All this excitement is, ironically, about the opportunity of watching an unhappily blended family of hopeful losers mope about a rural house procrastinating, whinging and bickering. The play is a display case of lassitude and human failure; it reads as if Samuel Beckett rewrote The Brady Bunch with a hangover. Its pathetic climax occurs in Act 3 (normal for Chekhov, allowing an entire final Act for recriminations and regrets), after the doddering Professor Serebryakov (John Bell) announces he’s planning to sell the house, whereupon the biggest loser, Vanya (Richard Roxburgh) fires a gun at him (offstage). Does this sound like a dramatic masterpiece? When we questioned STC’s artistic directors about how Chekhov could write one of the greatest modern plays with no direct effective action or heroic attributes, they defended his characters vigorously.
"They’re wonderful!" says Andrew Upton, who adapted the 1897 text from a literal translation. Upton treats Chekhov’s characters with the same love and care that Dr Chekhov gave to his tubercular patients. Upton’s adaptations of Russian classics have been the foundation of some of the most celebrated productions of London’s National Theatre in recent years, including The White Guard, which the STC will stage in June 2011. His version of The Cherry Orchard, which the STC staged in 2005 with Robyn Nevin, will be relayed in HD from London to Sydney’s Dendy Cinemas in July 2011.
Cate Blanchett, who plays the younger wife of the almost-murdered Professor, is no less enamoured of the characters. "I think all of Chekhov’s characters are wonderfully flawed. He always writes with such humanity about tragic situations, but he’s a great comedian."
Indeed, Chekhov did call his plays comedies, though their morose mood has become his trademark. "It’s laughing through the tears," Blanchett explains. The mood in the rehearsal room, she says, is overwhelmingly positive. "I think all of the actors have wonderful clowns in them as well as being able to access deep pathos. In the end, for me as an actor, it’s about who you’re in conversation with, and Chekhov always gives us these sprawling, far-reaching conversations, so to be in dialogue with those guys, for an actor it’s a dream."
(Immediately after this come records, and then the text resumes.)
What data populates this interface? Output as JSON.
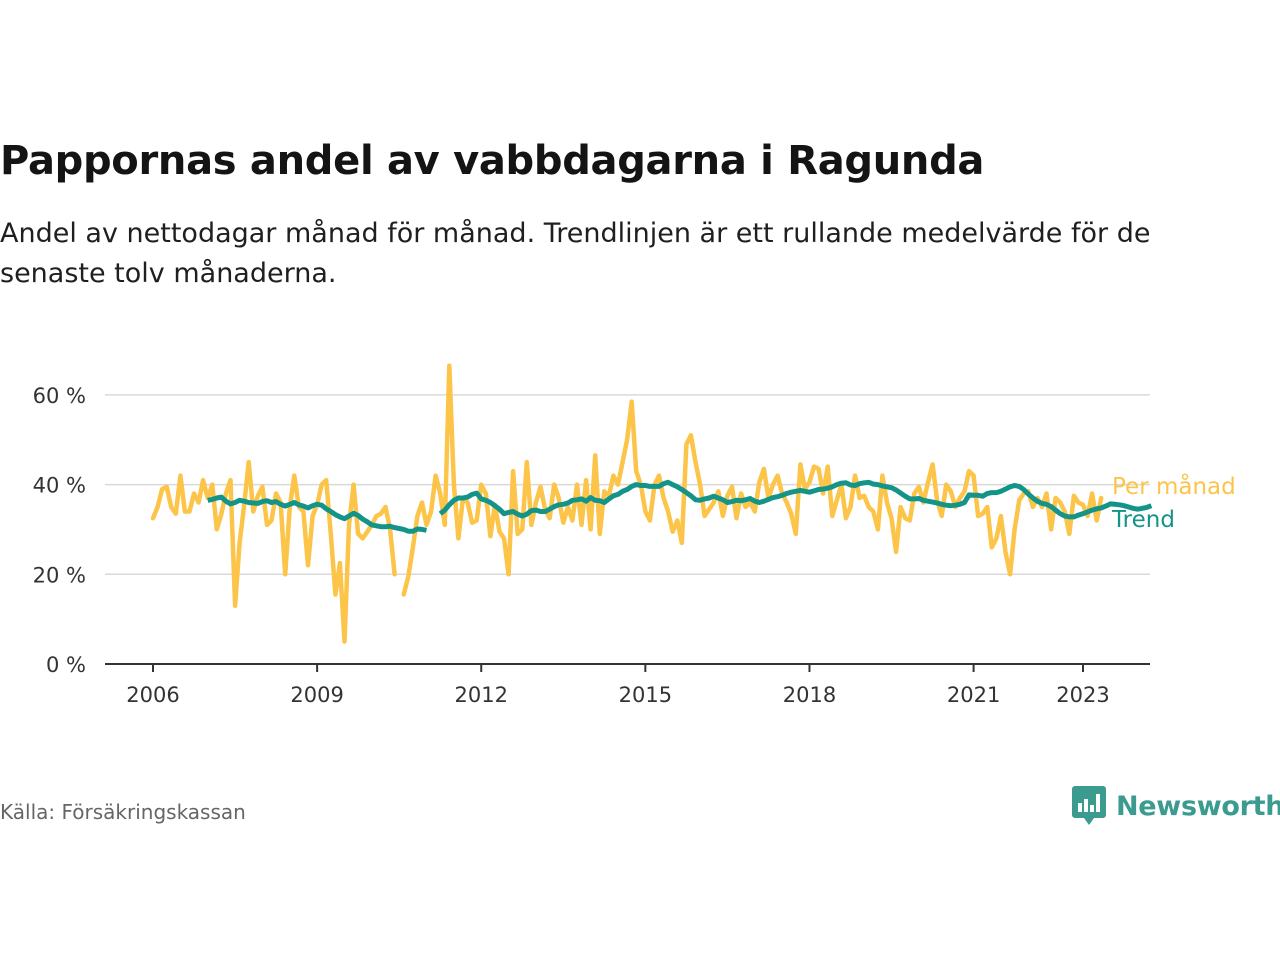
{
  "title": "Pappornas andel av vabbdagarna i Ragunda",
  "subtitle": "Andel av nettodagar månad för månad. Trendlinjen är ett rullande medelvärde för de senaste tolv månaderna.",
  "source": "Källa: Försäkringskassan",
  "brand": "Newsworthy",
  "colors": {
    "monthly": "#fcc449",
    "trend": "#149489",
    "grid": "#d9d9d9",
    "axis": "#333333",
    "brand": "#3a9b8e"
  },
  "chart_data": {
    "type": "line",
    "title": "Pappornas andel av vabbdagarna i Ragunda",
    "xlabel": "",
    "ylabel": "",
    "xlim": [
      2005.8,
      2024.0
    ],
    "ylim": [
      0,
      70
    ],
    "yticks": [
      0,
      20,
      40,
      60
    ],
    "ytick_labels": [
      "0 %",
      "20 %",
      "40 %",
      "60 %"
    ],
    "xticks": [
      2006,
      2009,
      2012,
      2015,
      2018,
      2021,
      2023
    ],
    "xtick_labels": [
      "2006",
      "2009",
      "2012",
      "2015",
      "2018",
      "2021",
      "2023"
    ],
    "grid": true,
    "legend": "right-end labels",
    "series": [
      {
        "name": "Per månad",
        "color": "#fcc449",
        "x_start": 2006.0,
        "step": 0.0833333,
        "values": [
          32.5,
          35,
          39,
          39.5,
          35,
          33.5,
          42,
          34,
          34,
          38,
          36,
          41,
          37,
          40,
          30,
          33.5,
          38,
          41,
          13,
          27,
          35.5,
          45,
          34,
          37.5,
          39.5,
          31,
          32,
          38,
          36,
          20,
          35,
          42,
          35,
          34,
          22,
          33,
          35.5,
          40,
          41,
          29,
          15.5,
          22.5,
          5,
          31,
          40,
          29,
          28,
          29.5,
          31,
          33,
          33.5,
          35,
          30,
          20,
          null,
          15.5,
          19.5,
          26,
          33,
          36,
          31,
          34,
          42,
          38,
          31,
          66.5,
          40,
          28,
          37,
          36,
          31.5,
          32,
          40,
          38,
          28.5,
          35.5,
          29.5,
          28,
          20,
          43,
          29,
          30,
          45,
          31,
          36,
          39.5,
          34.5,
          32.5,
          40,
          37,
          31.5,
          35,
          32,
          40,
          31,
          41,
          30,
          46.5,
          29,
          38.5,
          37.5,
          42,
          40,
          45,
          50,
          58.5,
          43,
          40,
          34,
          32,
          40,
          42,
          37,
          34,
          29.5,
          32,
          27,
          49,
          51,
          45,
          40,
          33,
          34.5,
          36,
          38.5,
          33,
          37.5,
          39.5,
          32.5,
          38,
          35,
          36,
          34,
          40.5,
          43.5,
          37,
          40,
          42,
          38,
          36,
          33.5,
          29,
          44.5,
          39,
          40.5,
          44,
          43.5,
          38,
          44,
          33,
          36.5,
          40,
          32.5,
          35,
          42,
          37,
          37.5,
          35,
          34,
          30,
          42,
          36,
          32.5,
          25,
          35,
          32.5,
          32,
          38,
          39.5,
          36,
          40.5,
          44.5,
          36.5,
          33,
          40,
          38.5,
          35,
          37,
          38.5,
          43,
          42,
          33,
          33.5,
          35,
          26,
          28,
          33,
          25,
          20,
          30,
          36.5,
          38,
          38.5,
          35,
          37,
          35,
          38,
          30,
          37,
          36,
          34,
          29,
          37.5,
          36,
          35.5,
          33,
          38,
          32,
          37
        ]
      },
      {
        "name": "Trend",
        "color": "#149489",
        "segments": [
          {
            "x_start": 2007.0,
            "step": 0.0833333,
            "values": [
              36.5,
              36.7,
              37,
              37.2,
              36.3,
              35.7,
              36,
              36.5,
              36.3,
              36,
              35.9,
              35.8,
              36.2,
              36.4,
              36,
              36.2,
              35.6,
              35.2,
              35.6,
              36,
              35.5,
              35.2,
              34.8,
              35.3,
              35.6,
              35.4,
              34.6,
              34,
              33.3,
              32.8,
              32.4,
              33,
              33.6,
              33.1,
              32.3,
              31.7,
              31,
              30.8,
              30.6,
              30.6,
              30.7,
              30.4,
              30.2,
              30,
              29.6,
              29.6,
              30.1,
              30,
              29.8
            ]
          },
          {
            "x_start": 2011.25,
            "step": 0.0833333,
            "values": [
              33.5,
              34.3,
              35.5,
              36.5,
              37,
              37,
              37.2,
              37.8,
              38.1,
              36.8,
              36.5,
              36,
              35.3,
              34.5,
              33.5,
              33.8,
              34,
              33.4,
              33,
              33.4,
              34.2,
              34.3,
              34,
              34,
              34.5,
              35.1,
              35.5,
              35.6,
              35.9,
              36.5,
              36.6,
              36.8,
              36.3,
              37.1,
              36.5,
              36.4,
              36,
              36.8,
              37.5,
              37.8,
              38.5,
              38.9,
              39.6,
              40,
              39.8,
              39.8,
              39.6,
              39.6,
              39.6,
              40.2,
              40.5,
              40,
              39.5,
              38.9,
              38.2,
              37.5,
              36.6,
              36.5,
              36.8,
              37,
              37.4,
              37,
              36.6,
              36,
              36.2,
              36.5,
              36.4,
              36.6,
              36.9,
              36.3,
              36,
              36.3,
              36.7,
              37.1,
              37.3,
              37.6,
              38,
              38.3,
              38.5,
              38.7,
              38.5,
              38.3,
              38.6,
              38.9,
              39,
              39.2,
              39.5,
              40,
              40.3,
              40.4,
              39.9,
              39.8,
              40.2,
              40.4,
              40.5,
              40.1,
              40,
              39.7,
              39.5,
              39.3,
              38.8,
              38.1,
              37.4,
              36.8,
              36.8,
              36.9,
              36.5,
              36.3,
              36.1,
              35.9,
              35.6,
              35.4,
              35.3,
              35.4,
              35.6,
              36,
              37.7,
              37.6,
              37.6,
              37.4,
              38,
              38.2,
              38.2,
              38.5,
              39,
              39.5,
              39.8,
              39.6,
              38.9,
              37.9,
              37,
              36.3,
              35.8,
              35.6,
              35.1,
              34.3,
              33.5,
              33,
              32.8,
              32.8,
              33.2,
              33.5,
              33.9,
              34.3,
              34.6,
              34.8,
              35.2,
              35.7,
              35.6,
              35.5,
              35.3,
              35,
              34.7,
              34.5,
              34.7,
              34.9,
              35.3
            ]
          }
        ]
      }
    ]
  }
}
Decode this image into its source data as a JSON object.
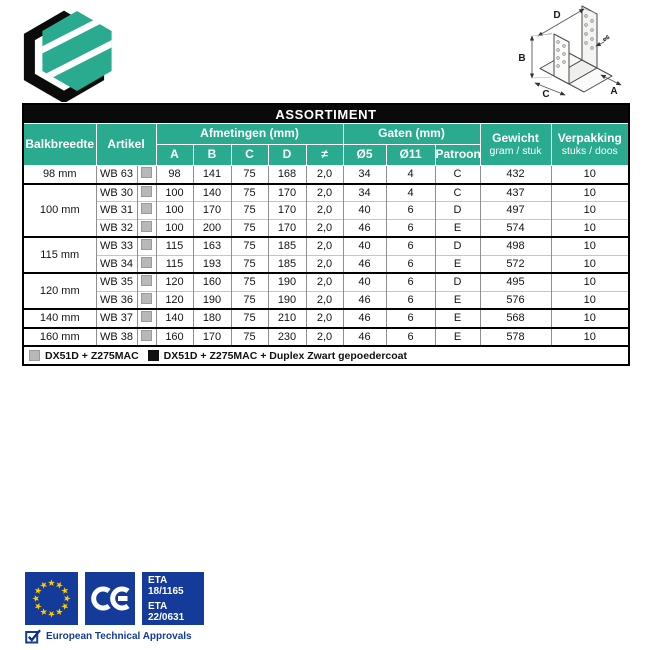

So where does she want the audience to come out after seeing the performance? "I would hope that they’ve experienced deep sadness and absolute hilarity, and have fallen in and out of love with all the characters (often simultaneously!) in the course of the evening." As Chekhov wrote in one of his many short stories: "How strange… why does God give sweetness of nature, sad, nice, kind eyes, to weak, unhappy useless people – and why are they so attractive?